- The Washington Times - Friday, September 6, 2019

The U.S. Justice Department has launched an antitrust probe into four automakers that agreed with each other to follow stricter emissions standards than those proposed by the Trump administration, according to a report Friday.

Honda, BMW, Volkswagen and Ford are the targets of that probe, The Wall Street Journal reported.

Investigators are probing whether the four companies violated the law by agreeing to follow the tighter emissions standards set by California.

Still in its early stages, the investigation centers around whether the automakers’ pact with California unfairly stifles auto sale competition in the state, according to the Journal.

The Journal also said the probe was initiated by the Justice Department’s Antitrust Division without direction from the White House.



Honda, Ford and BMW confirmed they had been contacted by the Justice Department. In public statements, Honda and BMW both said they will cooperate with the department.

“We look forward to responding to the Department of Justice to explain the planned CARB framework agreement and its benefits to consumers and the environment,” BMW said in a statement.

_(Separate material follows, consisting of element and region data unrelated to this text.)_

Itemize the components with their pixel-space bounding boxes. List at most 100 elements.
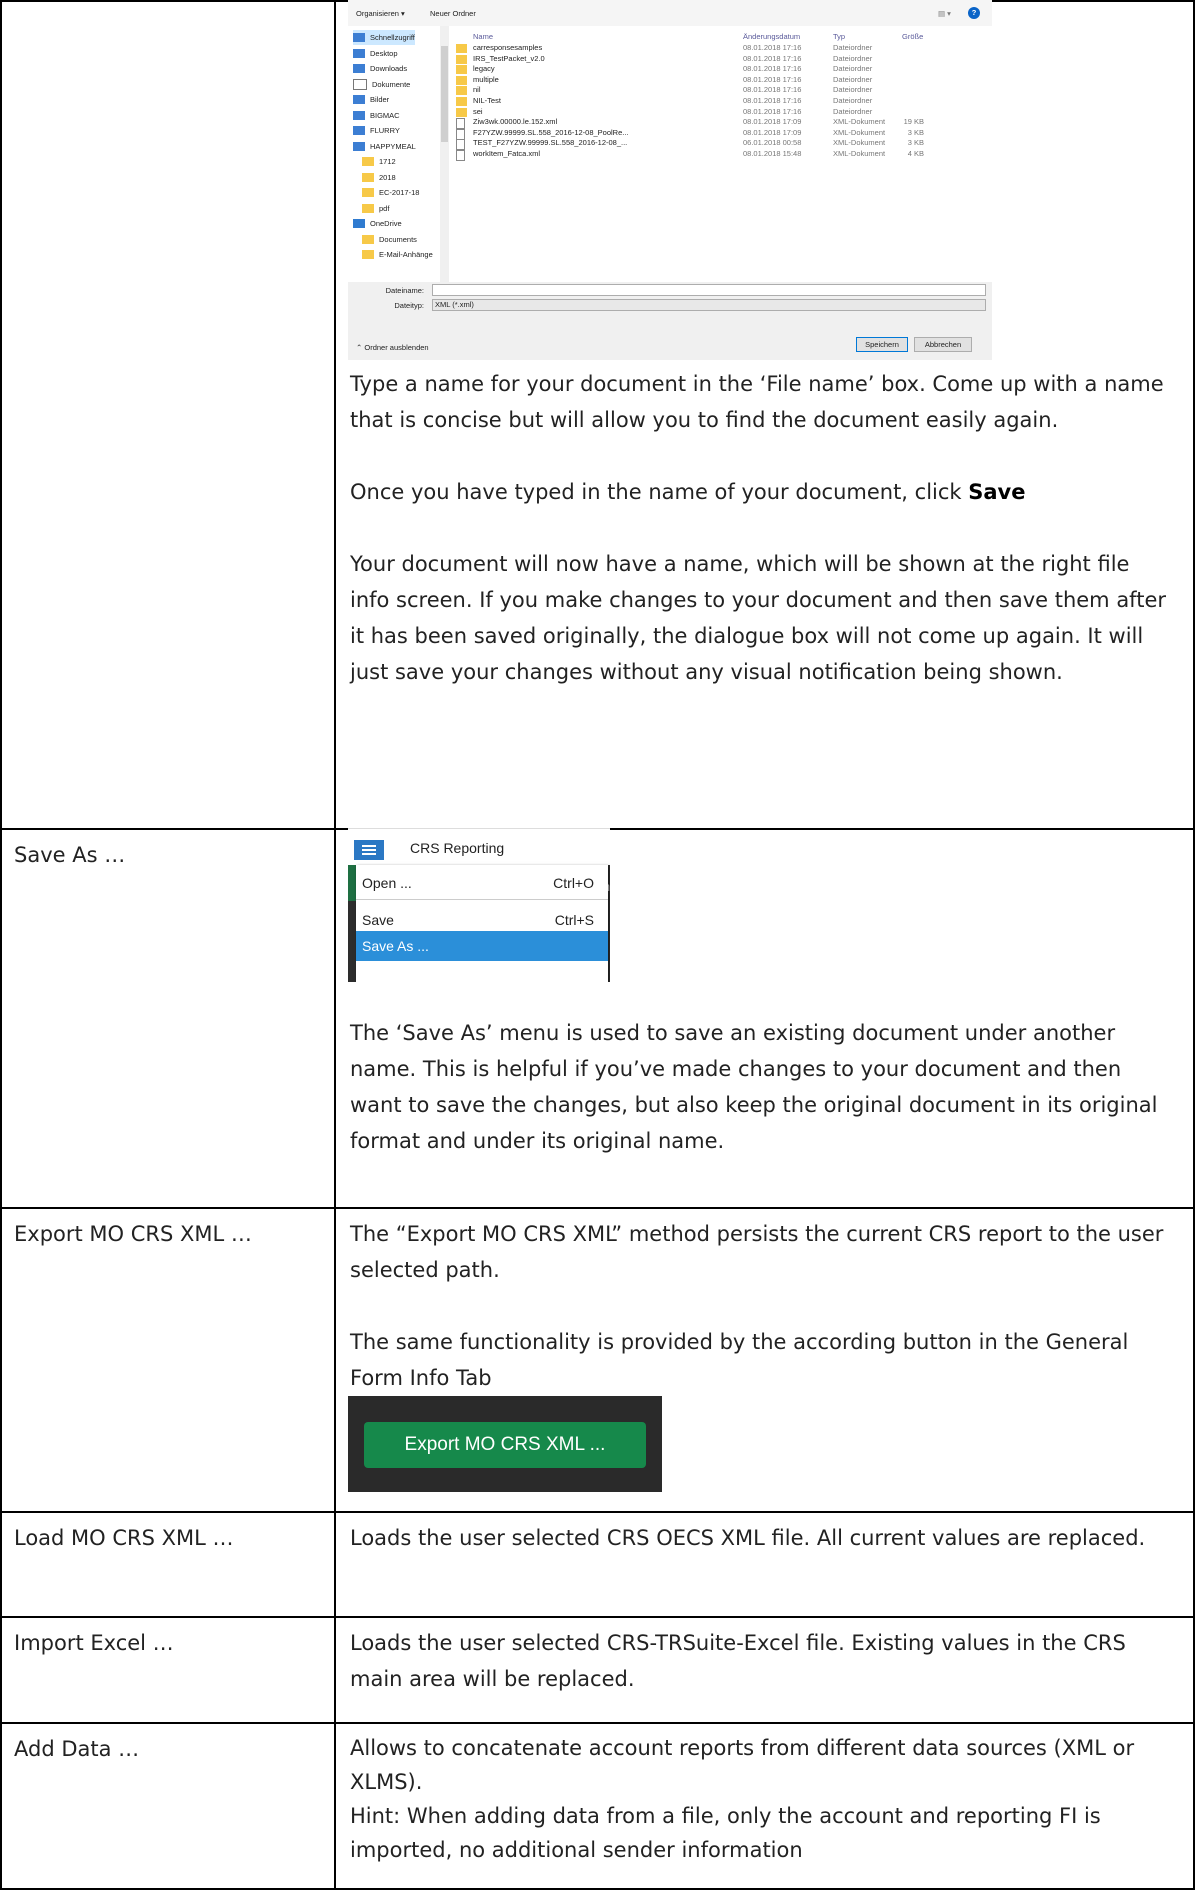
file-date: 08.01.2018 17:16 [743, 106, 802, 116]
column-header-size[interactable]: Größe [902, 32, 923, 41]
folder-icon [456, 97, 467, 106]
nav-item[interactable]: BIGMAC [353, 108, 400, 123]
filename-input[interactable] [432, 284, 986, 296]
row-divider [0, 1616, 1195, 1618]
menu-item-label: Save As ... [362, 938, 429, 954]
nav-item-label: HAPPYMEAL [370, 141, 416, 151]
file-date: 08.01.2018 15:48 [743, 149, 802, 158]
file-list-row[interactable]: workItem_Fatca.xml 08.01.2018 15:48 XML-Do… [456, 149, 986, 162]
file-type: XML-Dokument [833, 127, 886, 137]
file-size: 3 KB [907, 127, 924, 137]
file-size: 19 KB [903, 117, 924, 127]
nav-item[interactable]: FLURRY [353, 123, 400, 138]
help-icon[interactable]: ? [968, 7, 980, 19]
folder-icon [362, 188, 374, 197]
row-divider [0, 1722, 1195, 1724]
download-arrow-icon [353, 64, 365, 73]
cancel-button[interactable]: Abbrechen [914, 337, 972, 352]
import-excel-label: Import Excel … [14, 1631, 174, 1655]
menu-item-save-as[interactable]: Save As ... [356, 931, 608, 961]
crs-app-title: CRS Reporting [410, 840, 505, 856]
nav-item-label: Schnellzugriff [370, 33, 415, 42]
nav-item-label: E-Mail-Anhänge [379, 250, 433, 259]
folder-icon [362, 250, 374, 259]
nav-item[interactable]: Dokumente [353, 77, 410, 92]
menu-item-label: Save [362, 912, 394, 928]
row-divider [0, 1511, 1195, 1513]
folder-icon [456, 86, 467, 96]
nav-item[interactable]: pdf [362, 201, 389, 216]
file-size: 3 KB [907, 138, 924, 148]
new-folder-button[interactable]: Neuer Ordner [430, 9, 476, 18]
file-name: carresponsesamples [473, 43, 543, 52]
desktop-icon [353, 48, 365, 58]
file-date: 08.01.2018 17:16 [743, 85, 802, 95]
file-name: IRS_TestPacket_v2.0 [473, 53, 545, 63]
file-date: 08.01.2018 17:16 [743, 64, 802, 74]
file-type: Dateiordner [833, 96, 873, 105]
file-name: sei [473, 106, 483, 116]
file-date: 08.01.2018 17:16 [743, 43, 802, 52]
menu-item-open[interactable]: Open ... Ctrl+O [356, 868, 608, 898]
export-paragraph-2: The same functionality is provided by th… [350, 1330, 1129, 1390]
export-description: The “Export MO CRS XML” method persists … [350, 1216, 1170, 1396]
nav-item[interactable]: EC-2017-18 [362, 185, 419, 200]
nav-item-label: EC-2017-18 [379, 188, 420, 197]
file-type: Dateiordner [833, 85, 873, 95]
nav-item-label: OneDrive [370, 219, 402, 228]
nav-item[interactable]: HAPPYMEAL [353, 139, 416, 154]
add-data-label: Add Data … [14, 1737, 140, 1761]
file-date: 08.01.2018 17:16 [743, 74, 802, 84]
column-header-type[interactable]: Typ [833, 32, 845, 41]
document-table: Organisieren ▾ Neuer Ordner ▤ ▾ ? Schnel… [0, 0, 1195, 1890]
nav-item[interactable]: Bilder [353, 92, 389, 107]
nav-item[interactable]: Schnellzugriff [353, 30, 415, 45]
hamburger-menu-icon[interactable] [354, 840, 384, 860]
scroll-thumb[interactable] [441, 46, 448, 142]
file-date: 08.01.2018 17:16 [743, 96, 802, 105]
column-header-date[interactable]: Änderungsdatum [743, 32, 800, 41]
star-icon [353, 33, 365, 42]
hide-folders-toggle[interactable]: ⌃ Ordner ausblenden [356, 343, 429, 352]
windows-save-dialog: Organisieren ▾ Neuer Ordner ▤ ▾ ? Schnel… [348, 0, 992, 360]
load-label: Load MO CRS XML … [14, 1526, 234, 1550]
nav-item-label: 1712 [379, 157, 396, 166]
file-name: Ziw3wk.00000.le.152.xml [473, 117, 558, 127]
crs-menu-screenshot: CRS Reporting in Open ... Ctrl+O Save Ct… [348, 828, 610, 982]
organize-button[interactable]: Organisieren ▾ [356, 9, 405, 18]
save-as-description: The ‘Save As’ menu is used to save an ex… [350, 1021, 1158, 1153]
nav-item[interactable]: E-Mail-Anhänge [362, 247, 433, 262]
export-label: Export MO CRS XML … [14, 1222, 252, 1246]
nav-item[interactable]: OneDrive [353, 216, 402, 231]
file-name: legacy [473, 64, 495, 74]
export-mo-crs-xml-button[interactable]: Export MO CRS XML ... [364, 1422, 646, 1468]
nav-item-label: BIGMAC [370, 110, 400, 120]
cloud-icon [353, 219, 365, 228]
nav-item[interactable]: Documents [362, 232, 417, 247]
row-divider [0, 1207, 1195, 1209]
table-column-divider [334, 0, 336, 1890]
add-data-description: Allows to concatenate account reports fr… [350, 1731, 1170, 1867]
folder-icon [456, 107, 467, 117]
load-description: Loads the user selected CRS OECS XML fil… [350, 1526, 1146, 1550]
filetype-select[interactable]: XML (*.xml) [432, 299, 986, 311]
menu-item-shortcut: Ctrl+S [554, 912, 594, 928]
file-name: workItem_Fatca.xml [473, 149, 541, 158]
file-type: Dateiordner [833, 64, 873, 74]
save-as-label: Save As … [14, 843, 126, 867]
view-options-icon[interactable]: ▤ ▾ [938, 9, 951, 18]
document-icon [353, 78, 367, 90]
nav-item[interactable]: Downloads [353, 61, 407, 76]
folder-icon [456, 75, 467, 85]
folder-icon [362, 157, 374, 166]
column-header-name[interactable]: Name [473, 32, 493, 41]
nav-item[interactable]: 2018 [362, 170, 396, 185]
save-paragraph-2-text: Once you have typed in the name of your … [350, 480, 969, 504]
nav-item[interactable]: Desktop [353, 46, 398, 61]
add-data-line-1: Allows to concatenate account reports fr… [350, 1736, 1135, 1794]
table-left-border [0, 0, 2, 1890]
save-button[interactable]: Speichern [856, 337, 908, 352]
nav-scrollbar[interactable] [440, 26, 449, 282]
nav-item[interactable]: 1712 [362, 154, 396, 169]
nav-item-label: Desktop [370, 48, 398, 58]
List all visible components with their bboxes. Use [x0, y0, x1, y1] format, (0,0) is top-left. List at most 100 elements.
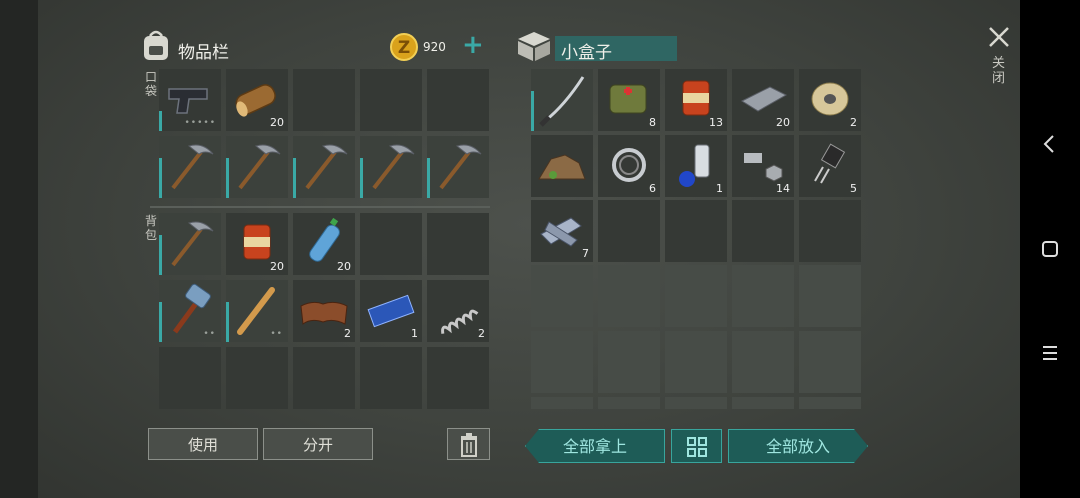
box-slot[interactable]: [531, 135, 593, 197]
item-count: 14: [776, 182, 790, 195]
backpack-slot[interactable]: [427, 213, 489, 275]
locked-slot: [799, 331, 861, 393]
durability-dots: ••: [203, 329, 216, 339]
pickaxe-icon: [238, 144, 281, 190]
backpack-slot[interactable]: [226, 347, 288, 409]
locked-slot: [598, 331, 660, 393]
coin-count: 920: [423, 40, 446, 54]
backpack-slot[interactable]: 2: [293, 280, 355, 342]
locked-slot: [665, 265, 727, 327]
locked-slot: [665, 397, 727, 409]
item-count: 20: [776, 116, 790, 129]
box-slot[interactable]: [598, 200, 660, 262]
locked-slot: [598, 265, 660, 327]
inventory-title: 物品栏: [178, 43, 229, 63]
use-button[interactable]: 使用: [148, 428, 258, 460]
backpack-icon: [140, 28, 172, 62]
tool-slot[interactable]: [159, 136, 221, 198]
close-label: 关闭: [992, 56, 1006, 86]
pickaxe-icon: [305, 144, 348, 190]
pocket-slot[interactable]: •••••: [159, 69, 221, 131]
backpack-slot[interactable]: ••: [226, 280, 288, 342]
backpack-slot[interactable]: 2: [427, 280, 489, 342]
katana-icon: [539, 76, 585, 127]
locked-slot: [732, 397, 794, 409]
item-count: 2: [478, 327, 485, 340]
box-slot[interactable]: 14: [732, 135, 794, 197]
section-divider: [150, 206, 490, 208]
item-count: 5: [850, 182, 857, 195]
locked-slot: [732, 331, 794, 393]
box-slot[interactable]: 6: [598, 135, 660, 197]
trash-button[interactable]: [447, 428, 490, 460]
locked-slot: [531, 331, 593, 393]
locked-slot: [732, 265, 794, 327]
box-slot[interactable]: [732, 200, 794, 262]
tool-slot[interactable]: [226, 136, 288, 198]
pickaxe-icon: [171, 144, 214, 190]
item-count: 20: [337, 260, 351, 273]
pocket-slot[interactable]: [427, 69, 489, 131]
durability-dots: ••: [270, 329, 283, 339]
left-edge: [0, 0, 38, 498]
box-slot[interactable]: 2: [799, 69, 861, 131]
item-count: 8: [649, 116, 656, 129]
box-slot[interactable]: 5: [799, 135, 861, 197]
take-all-button[interactable]: 全部拿上: [525, 429, 665, 463]
pocket-label: 口袋: [144, 70, 157, 98]
system-nav-bar: [1020, 0, 1080, 498]
durability-dots: •••••: [184, 118, 216, 128]
put-all-label: 全部放入: [765, 437, 830, 456]
item-count: 2: [344, 327, 351, 340]
put-all-button[interactable]: 全部放入: [728, 429, 868, 463]
backpack-label: 背包: [144, 214, 157, 242]
backpack-slot[interactable]: [293, 347, 355, 409]
box-slot[interactable]: [531, 69, 593, 131]
tool-slot[interactable]: [293, 136, 355, 198]
close-button[interactable]: 关闭: [984, 22, 1014, 102]
tool-slot[interactable]: [360, 136, 422, 198]
locked-slot: [799, 397, 861, 409]
box-slot[interactable]: 1: [665, 135, 727, 197]
item-count: 1: [411, 327, 418, 340]
sort-button[interactable]: [671, 429, 722, 463]
item-count: 20: [270, 116, 284, 129]
home-icon[interactable]: [1020, 238, 1080, 265]
backpack-slot[interactable]: 20: [226, 213, 288, 275]
pocket-slot[interactable]: [293, 69, 355, 131]
backpack-slot[interactable]: [159, 347, 221, 409]
item-count: 2: [850, 116, 857, 129]
locked-slot: [598, 397, 660, 409]
back-icon[interactable]: [1020, 132, 1080, 161]
box-slot[interactable]: 7: [531, 200, 593, 262]
item-count: 1: [716, 182, 723, 195]
pocket-slot[interactable]: [360, 69, 422, 131]
scrap-pile-icon: [538, 154, 586, 180]
backpack-slot[interactable]: ••: [159, 280, 221, 342]
pickaxe-icon: [171, 221, 214, 267]
backpack-slot[interactable]: [159, 213, 221, 275]
pocket-slot[interactable]: 20: [226, 69, 288, 131]
box-title-field[interactable]: 小盒子: [555, 36, 677, 63]
sort-icon: [686, 437, 707, 457]
pickaxe-icon: [439, 144, 482, 190]
take-all-label: 全部拿上: [562, 437, 627, 456]
split-button[interactable]: 分开: [263, 428, 373, 460]
svg-text:Z: Z: [398, 38, 410, 58]
coin-icon: Z: [389, 32, 419, 62]
backpack-slot[interactable]: [427, 347, 489, 409]
trash-icon: [460, 433, 477, 457]
backpack-slot[interactable]: 1: [360, 280, 422, 342]
add-coins-button[interactable]: +: [462, 30, 484, 60]
tool-slot[interactable]: [427, 136, 489, 198]
backpack-slot[interactable]: 20: [293, 213, 355, 275]
box-slot[interactable]: 20: [732, 69, 794, 131]
backpack-slot[interactable]: [360, 213, 422, 275]
box-slot[interactable]: 13: [665, 69, 727, 131]
box-slot[interactable]: 8: [598, 69, 660, 131]
box-slot[interactable]: [799, 200, 861, 262]
menu-icon[interactable]: [1020, 342, 1080, 369]
item-count: 6: [649, 182, 656, 195]
backpack-slot[interactable]: [360, 347, 422, 409]
box-slot[interactable]: [665, 200, 727, 262]
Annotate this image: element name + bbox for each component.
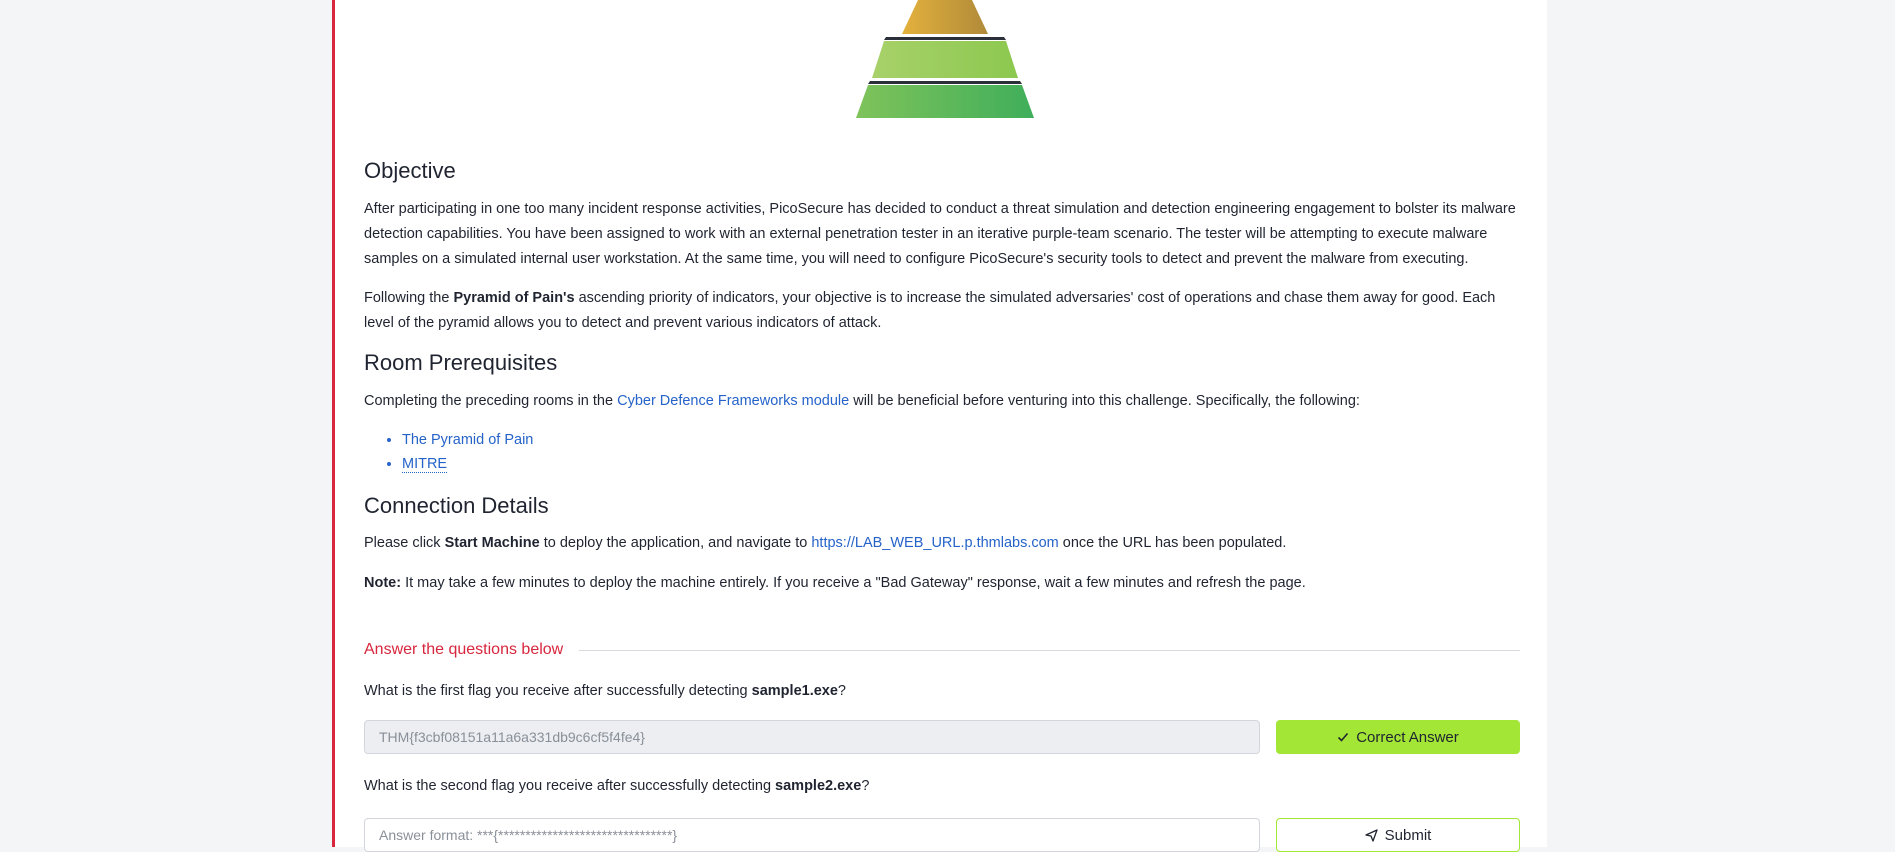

The Trump administration and California have bitterly feuded over several environmental actions.

California Attorney General Xavier Becerra slammed the antitrust probe, making reference to this week’s controversy over Mr. Trump or someone else in the White House apparently marking up a weather map with a Sharpie pen to add a portion of Alabama into an area NOAA had predicted could be impacted by Hurricane Dorian.

“Looks like President Trump is reaching for his Sharpie again, this time against automakers willing to combat auto pollution,” he said in a statement. “Wish he and his administration took antitrust violations seriously and focused on real anti-competitive antitrust behavior.”

House Speaker Nancy Pelosi, California Democrat, called the investigation “frivolous” saying the Trump administration was using the Justice Department for its own political purposes.

“Far from hindering healthy competition, California’s agreement promotes a race-to-the-top among automakers to meet the new emission standards, benefiting consumers, strengthening our economy and protecting our environment,” she said in a statement. “The Department of Justice must end this sham investigation and return to policing actual anticompetitive conduct.”